Every inline AI invocation appends a collapsed turn to the chat panel as audit log, and the inline accept bar exposes Open in chat for escalation into a full conversation when a one-shot rewrite needs to become a discussion. This keeps the chat panel as the single conversation/audit surface (§4 / PRD §4.5) without forcing a panel context switch for one-shot edits.

No diff view in v0 (prose-first; diffs become opt-in later for code-block nodes). No per-paragraph hover AI button. No separate /ai slash command. One surface, multiple invocation paths, one accept bar.
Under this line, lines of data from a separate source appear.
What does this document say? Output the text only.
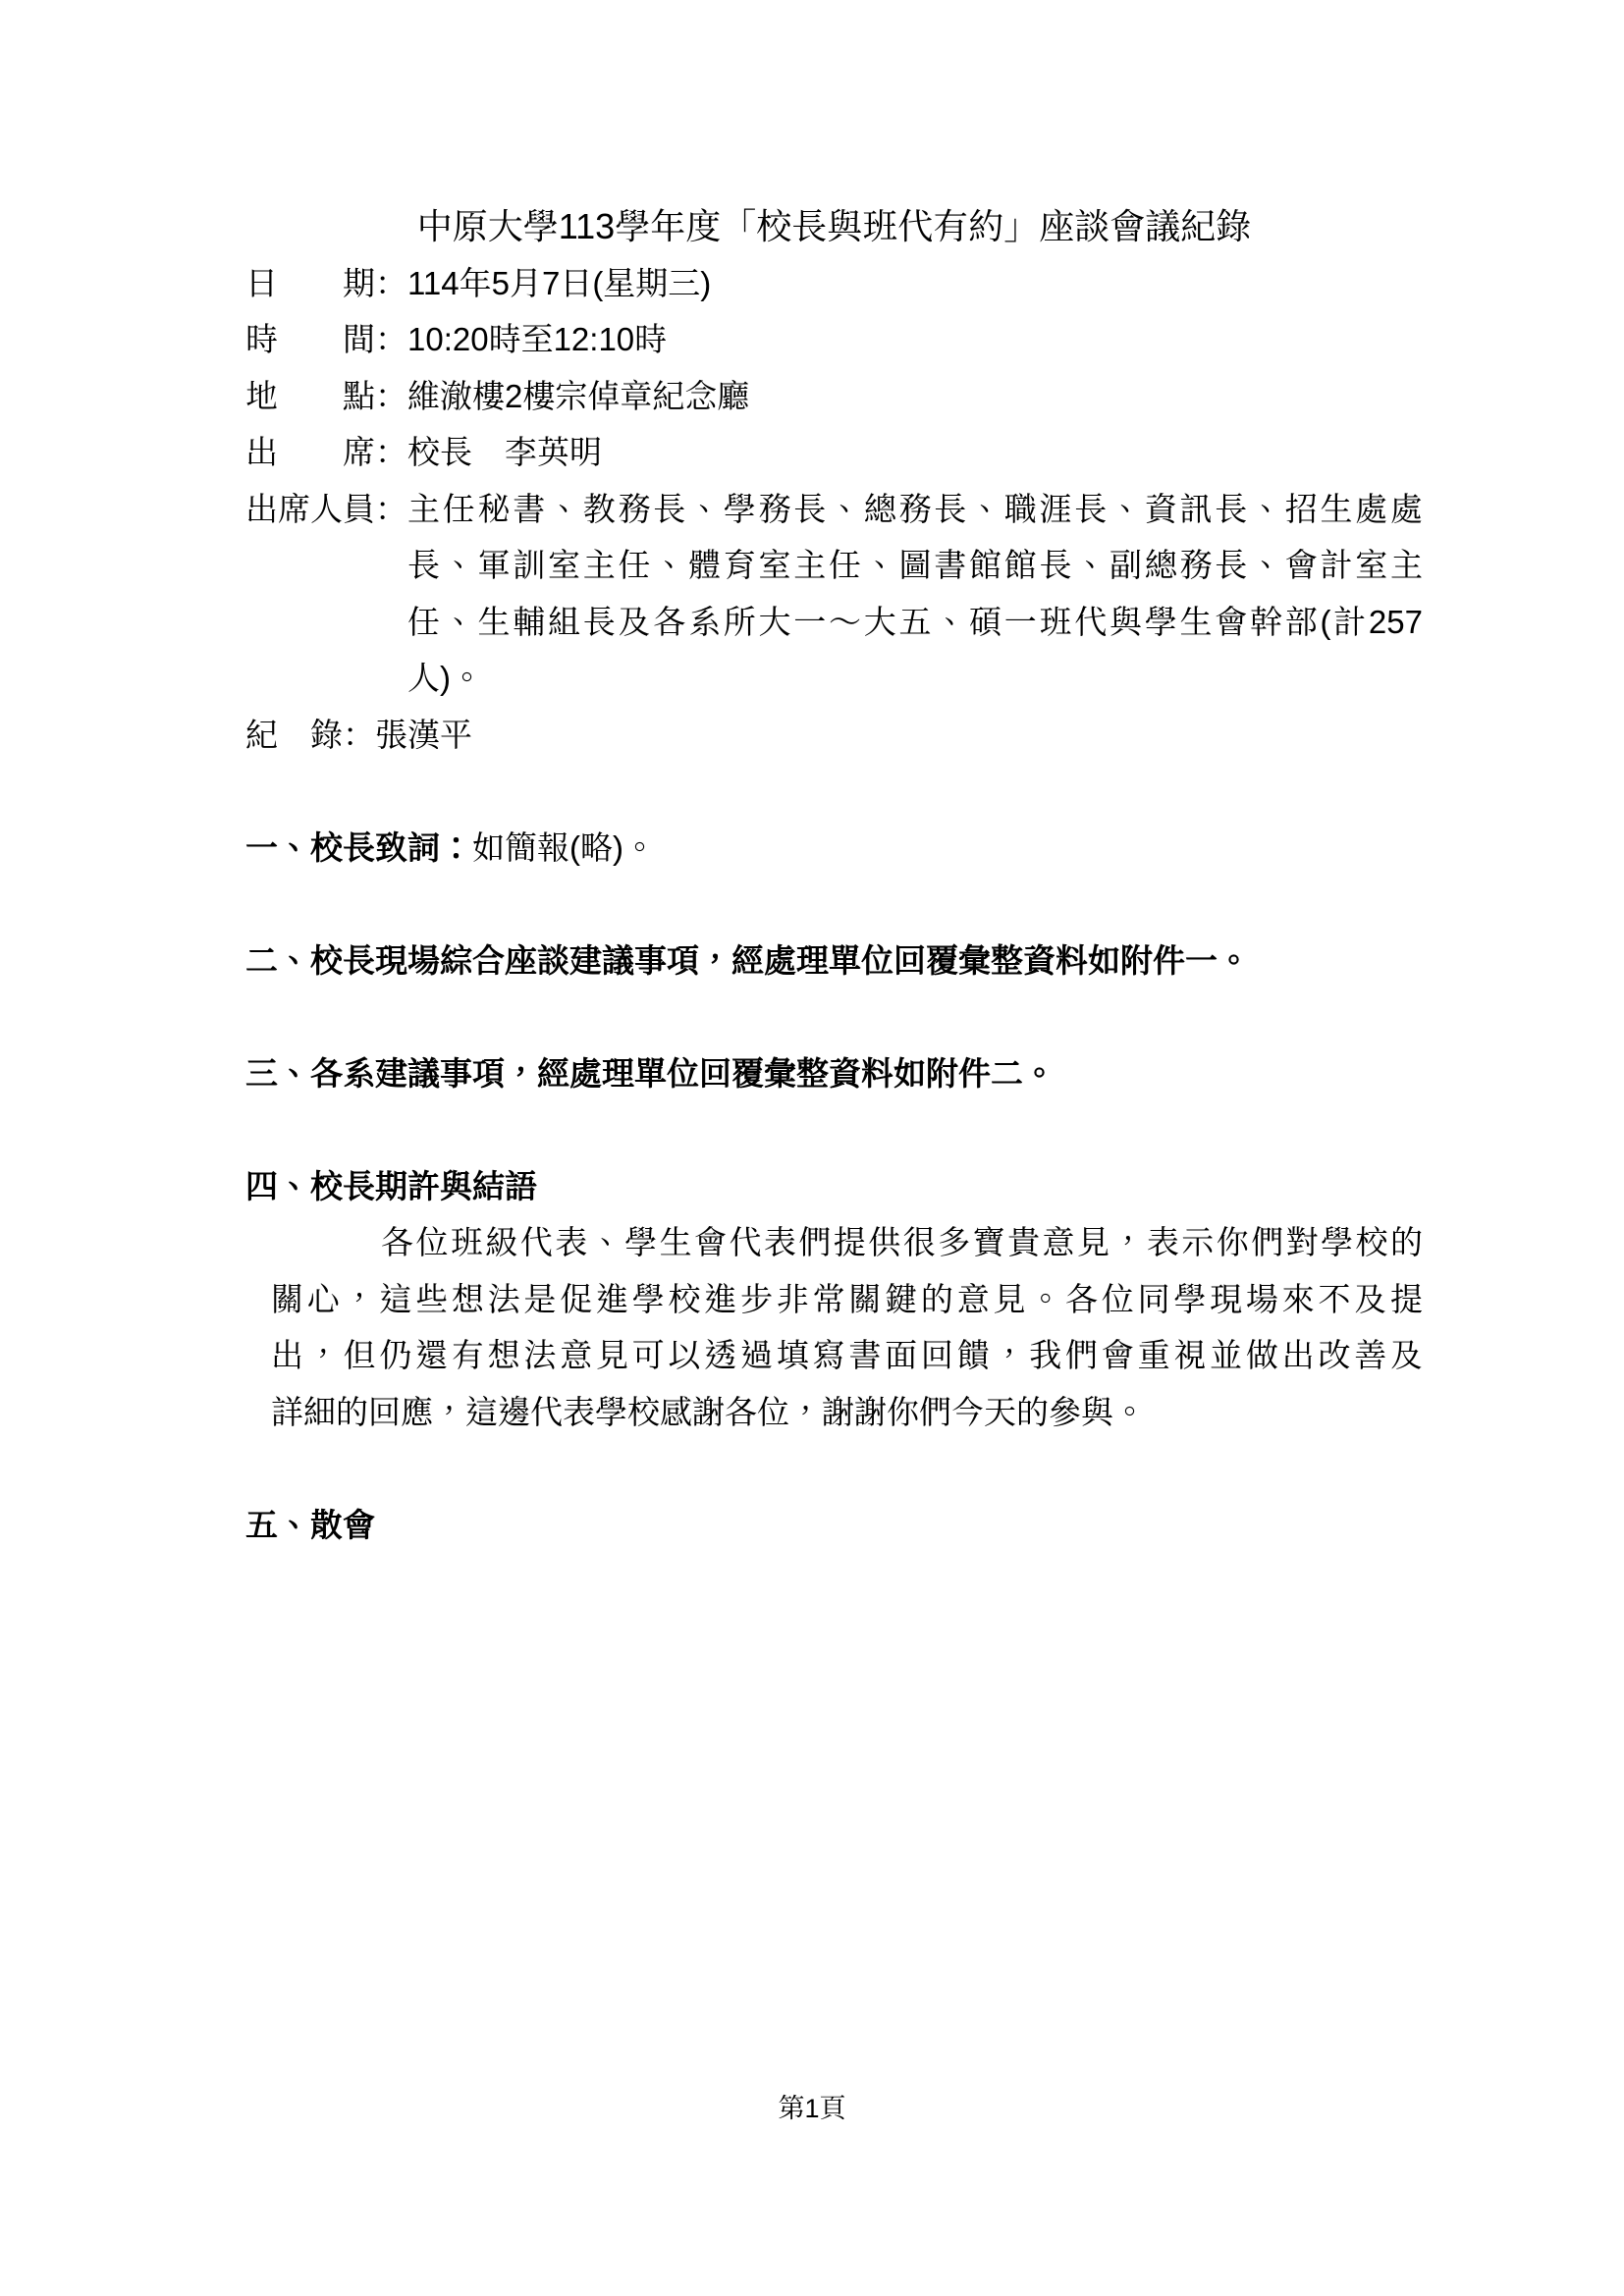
中原大學113學年度「校長與班代有約」座談會議紀錄
日　　期 ： 114年5月7日(星期三)
時　　間 ： 10:20時至12:10時
地　　點 ： 維澈樓2樓宗倬章紀念廳
出　　席 ： 校長　李英明
出席人員 ： 主任秘書、教務長、學務長、總務長、職涯長、資訊長、招生處處
長、軍訓室主任、體育室主任、圖書館館長、副總務長、會計室主
任、生輔組長及各系所大一～大五、碩一班代與學生會幹部(計257
人)。
紀　錄 ： 張漢平
一、校長致詞：如簡報(略)。
二、校長現場綜合座談建議事項，經處理單位回覆彙整資料如附件一。
三、各系建議事項，經處理單位回覆彙整資料如附件二。
四、校長期許與結語
各位班級代表、學生會代表們提供很多寶貴意見，表示你們對學校的
關心，這些想法是促進學校進步非常關鍵的意見。各位同學現場來不及提
出，但仍還有想法意見可以透過填寫書面回饋，我們會重視並做出改善及
詳細的回應，這邊代表學校感謝各位，謝謝你們今天的參與。
五、散會
第1頁
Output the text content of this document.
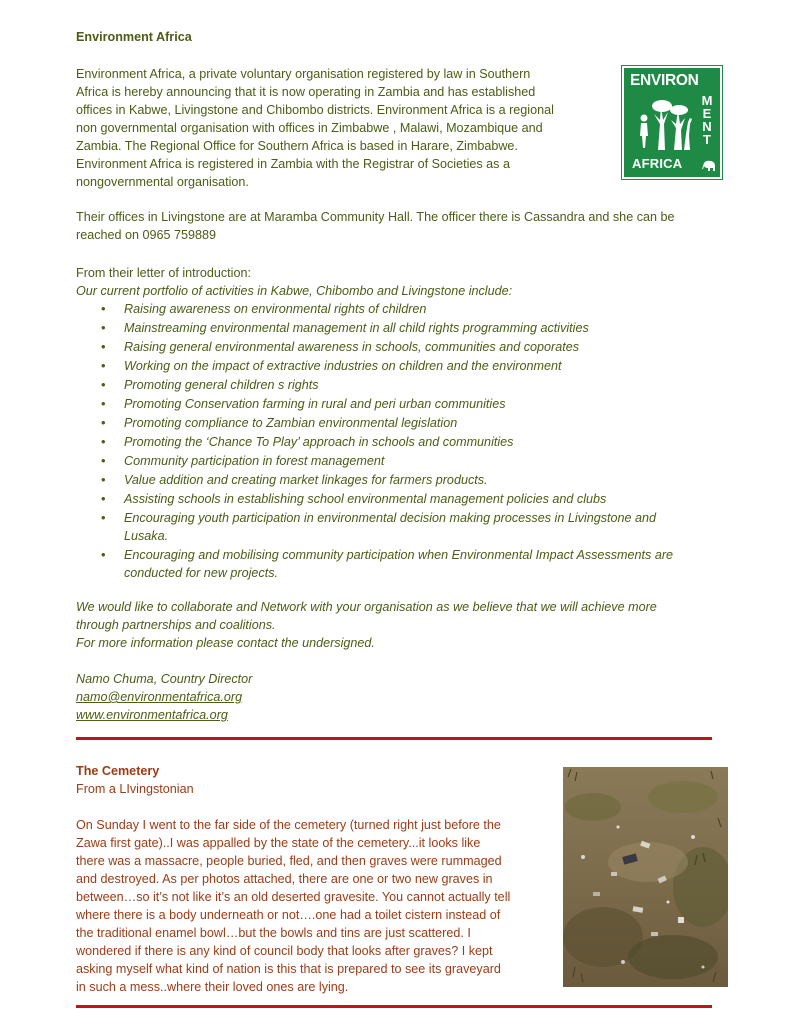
Environment Africa
Environment Africa, a private voluntary organisation registered by law in Southern
Africa is hereby announcing that it is now operating in Zambia and has established
offices in Kabwe, Livingstone and Chibombo districts. Environment Africa is a regional
non governmental organisation with offices in Zimbabwe , Malawi, Mozambique and
Zambia. The Regional Office for Southern Africa is based in Harare, Zimbabwe.
Environment Africa is registered in Zambia with the Registrar of Societies as a
nongovernmental organisation.
Their offices in Livingstone are at Maramba Community Hall. The officer there is Cassandra and she can be
reached on 0965 759889
From their letter of introduction:
Our current portfolio of activities in Kabwe, Chibombo and Livingstone include:
• Raising awareness on environmental rights of children
• Mainstreaming environmental management in all child rights programming activities
• Raising general environmental awareness in schools, communities and coporates
• Working on the impact of extractive industries on children and the environment
• Promoting general children s rights
• Promoting Conservation farming in rural and peri urban communities
• Promoting compliance to Zambian environmental legislation
• Promoting the ‘Chance To Play’ approach in schools and communities
• Community participation in forest management
• Value addition and creating market linkages for farmers products.
• Assisting schools in establishing school environmental management policies and clubs
• Encouraging youth participation in environmental decision making processes in Livingstone and
Lusaka.
• Encouraging and mobilising community participation when Environmental Impact Assessments are
conducted for new projects.
We would like to collaborate and Network with your organisation as we believe that we will achieve more
through partnerships and coalitions.
For more information please contact the undersigned.
Namo Chuma, Country Director
namo@environmentafrica.org
www.environmentafrica.org
ENVIRON
M
E
N
T
AFRICA
The Cemetery
From a LIvingstonian
On Sunday I went to the far side of the cemetery (turned right just before the
Zawa first gate)..I was appalled by the state of the cemetery...it looks like
there was a massacre, people buried, fled, and then graves were rummaged
and destroyed. As per photos attached, there are one or two new graves in
between…so it’s not like it’s an old deserted gravesite. You cannot actually tell
where there is a body underneath or not….one had a toilet cistern instead of
the traditional enamel bowl…but the bowls and tins are just scattered. I
wondered if there is any kind of council body that looks after graves? I kept
asking myself what kind of nation is this that is prepared to see its graveyard
in such a mess..where their loved ones are lying.
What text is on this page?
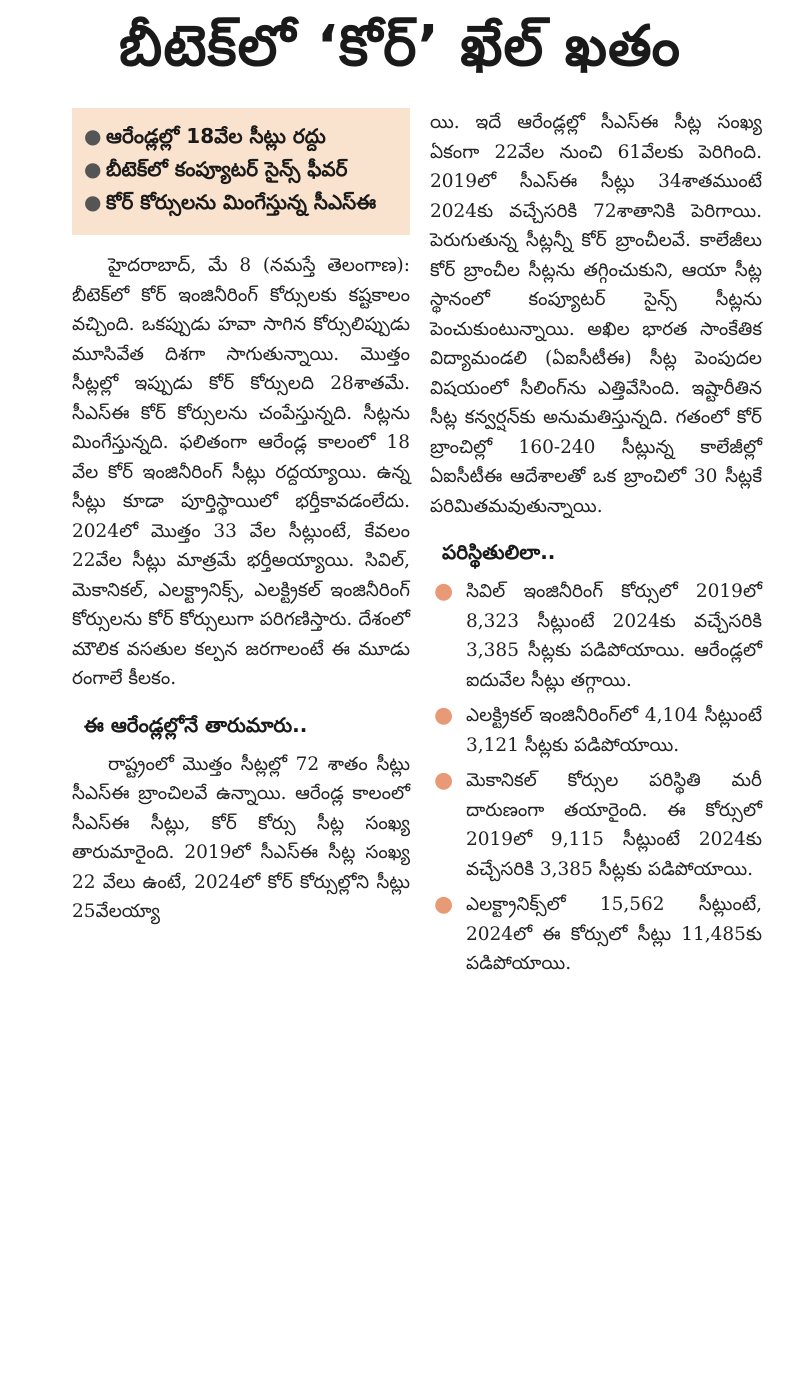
బీటెక్‌లో ‘కోర్’ ఖేల్ ఖతం
● ఆరేండ్లల్లో 18వేల సీట్లు రద్దు
● బీటెక్‌లో కంప్యూటర్ సైన్స్ ఫీవర్
● కోర్ కోర్సులను మింగేస్తున్న సీఎస్ఈ

హైదరాబాద్, మే 8 (నమస్తే తెలంగాణ): బీటెక్‌లో కోర్ ఇంజినీరింగ్ కోర్సులకు కష్టకాలం వచ్చింది. ఒకప్పుడు హవా సాగిన కోర్సులిప్పుడు మూసివేత దిశగా సాగుతున్నాయి. మొత్తం సీట్లల్లో ఇప్పుడు కోర్ కోర్సులది 28శాతమే. సీఎస్ఈ కోర్ కోర్సులను చంపేస్తున్నది. సీట్లను మింగేస్తున్నది. ఫలితంగా ఆరేండ్ల కాలంలో 18 వేల కోర్ ఇంజినీరింగ్ సీట్లు రద్దయ్యాయి. ఉన్న సీట్లు కూడా పూర్తిస్థాయిలో భర్తీకావడంలేదు. 2024లో మొత్తం 33 వేల సీట్లుంటే, కేవలం 22వేల సీట్లు మాత్రమే భర్తీఅయ్యాయి. సివిల్, మెకానికల్, ఎలక్ట్రానిక్స్, ఎలక్ట్రికల్ ఇంజినీరింగ్ కోర్సులను కోర్ కోర్సులుగా పరిగణిస్తారు. దేశంలో మౌలిక వసతుల కల్పన జరగాలంటే ఈ మూడు రంగాలే కీలకం.

ఈ ఆరేండ్లల్లోనే తారుమారు..

రాష్ట్రంలో మొత్తం సీట్లల్లో 72 శాతం సీట్లు సీఎస్ఈ బ్రాంచిలవే ఉన్నాయి. ఆరేండ్ల కాలంలో సీఎస్ఈ సీట్లు, కోర్ కోర్సు సీట్ల సంఖ్య తారుమారైంది. 2019లో సీఎస్ఈ సీట్ల సంఖ్య 22 వేలు ఉంటే, 2024లో కోర్ కోర్సుల్లోని సీట్లు 25వేలయ్యా

యి. ఇదే ఆరేండ్లల్లో సీఎస్ఈ సీట్ల సంఖ్య ఏకంగా 22వేల నుంచి 61వేలకు పెరిగింది. 2019లో సీఎస్ఈ సీట్లు 34శాతముంటే 2024కు వచ్చేసరికి 72శాతానికి పెరిగాయి. పెరుగుతున్న సీట్లన్నీ కోర్ బ్రాంచీలవే. కాలేజీలు కోర్ బ్రాంచీల సీట్లను తగ్గించుకుని, ఆయా సీట్ల స్థానంలో కంప్యూటర్ సైన్స్ సీట్లను పెంచుకుంటున్నాయి. అఖిల భారత సాంకేతిక విద్యామండలి (ఏఐసీటీఈ) సీట్ల పెంపుదల విషయంలో సీలింగ్‌ను ఎత్తివేసింది. ఇష్టారీతిన సీట్ల కన్వర్షన్‌కు అనుమతిస్తున్నది. గతంలో కోర్ బ్రాంచిల్లో 160-240 సీట్లున్న కాలేజీల్లో ఏఐసీటీఈ ఆదేశాలతో ఒక బ్రాంచిలో 30 సీట్లకే పరిమితమవుతున్నాయి.

పరిస్థితులిలా..
● సివిల్ ఇంజినీరింగ్ కోర్సులో 2019లో 8,323 సీట్లుంటే 2024కు వచ్చేసరికి 3,385 సీట్లకు పడిపోయాయి. ఆరేండ్లలో ఐదువేల సీట్లు తగ్గాయి.

● ఎలక్ట్రికల్ ఇంజినీరింగ్‌లో 4,104 సీట్లుంటే 3,121 సీట్లకు పడిపోయాయి.

● మెకానికల్ కోర్సుల పరిస్థితి మరీ దారుణంగా తయారైంది. ఈ కోర్సులో 2019లో 9,115 సీట్లుంటే 2024కు వచ్చేసరికి 3,385 సీట్లకు పడిపోయాయి.

● ఎలక్ట్రానిక్స్‌లో 15,562 సీట్లుంటే, 2024లో ఈ కోర్సులో సీట్లు 11,485కు పడిపోయాయి.
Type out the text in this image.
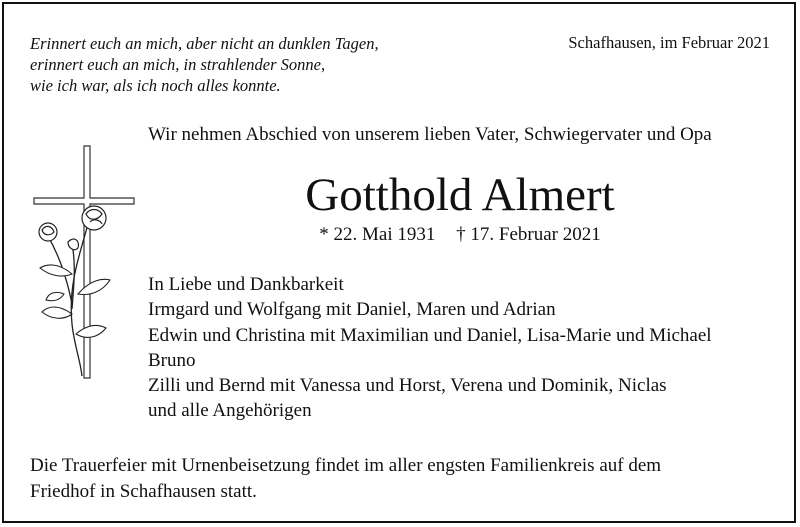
Erinnert euch an mich, aber nicht an dunklen Tagen,
erinnert euch an mich, in strahlender Sonne,
wie ich war, als ich noch alles konnte.
Schafhausen, im Februar 2021
Wir nehmen Abschied von unserem lieben Vater, Schwiegervater und Opa
Gotthold Almert
* 22. Mai 1931 † 17. Februar 2021
In Liebe und Dankbarkeit
Irmgard und Wolfgang mit Daniel, Maren und Adrian
Edwin und Christina mit Maximilian und Daniel, Lisa-Marie und Michael
Bruno
Zilli und Bernd mit Vanessa und Horst, Verena und Dominik, Niclas
und alle Angehörigen
Die Trauerfeier mit Urnenbeisetzung findet im aller engsten Familienkreis auf dem
Friedhof in Schafhausen statt.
Detailed visual specification and the reference pass that produced this decision live in prd/ui-revamp-v0-refs-editor-ai.md.

Consequences

Positive:

  • One UI system kills the second-tree maintenance tax inside practice/.
  • Treating the right area as a panel stack (vs "the chat panel") matches actual usage and avoids the trap of cramming history/agenda/sub-pages into chat.
  • ACP unifies the LLM integration story behind a single contract; switching providers becomes a config change, not a refactor.
  • The LLM-vs-bot split makes the @bot: mention semantically clear and lets the auth model stay simple (both are members; UI carries the distinction).
  • Density tokens stop being negotiable per screen. New screens inherit the system.
  • The DenseRow and Empty primitives prevent the visual drift that produced "buttons everywhere" the first time around.
  • Multi-window via a reusable PopupShell makes future focus tasks (exams, surveys) a route, not a project.

Negative / follow-ups:

  • The "no catalog" decision for bots means a less discoverable v0; bot directories and friend-of-friend discovery are explicitly deferred.
  • ACP plumbing inside soma-agentd is a new surface; the v0 implementation must verify that the napi handle exposes enough state for the composer-footer switcher to stay live.
  • The PanelContainer user-driven horizontal split has no clean prior art in our refs (closest is VS Code editor groups); we expect to iterate the gesture/keyboard surface post-v0.
  • Settings auto-save mandates per-field validators that can run on blur without round-trips; the embedded daemon makes this cheap, but it has to be done deliberately.
  • Bot status streaming requires the daemon to expose a per-space subscription channel; the PRD already calls this out as a backend item to verify.

Implementation status

  • Decision recorded; PRD revised against the refs pass on 2026-05-18.
  • ADR governs the next phase: a @soma/ui component scaffolding plan (one Storybook story per new component before any consumer wires it in desktop/soma).
  • First implementation cut targets §4.4 + §4.2 (space settings + bots tab) because "add a bot" is the v0 product priority.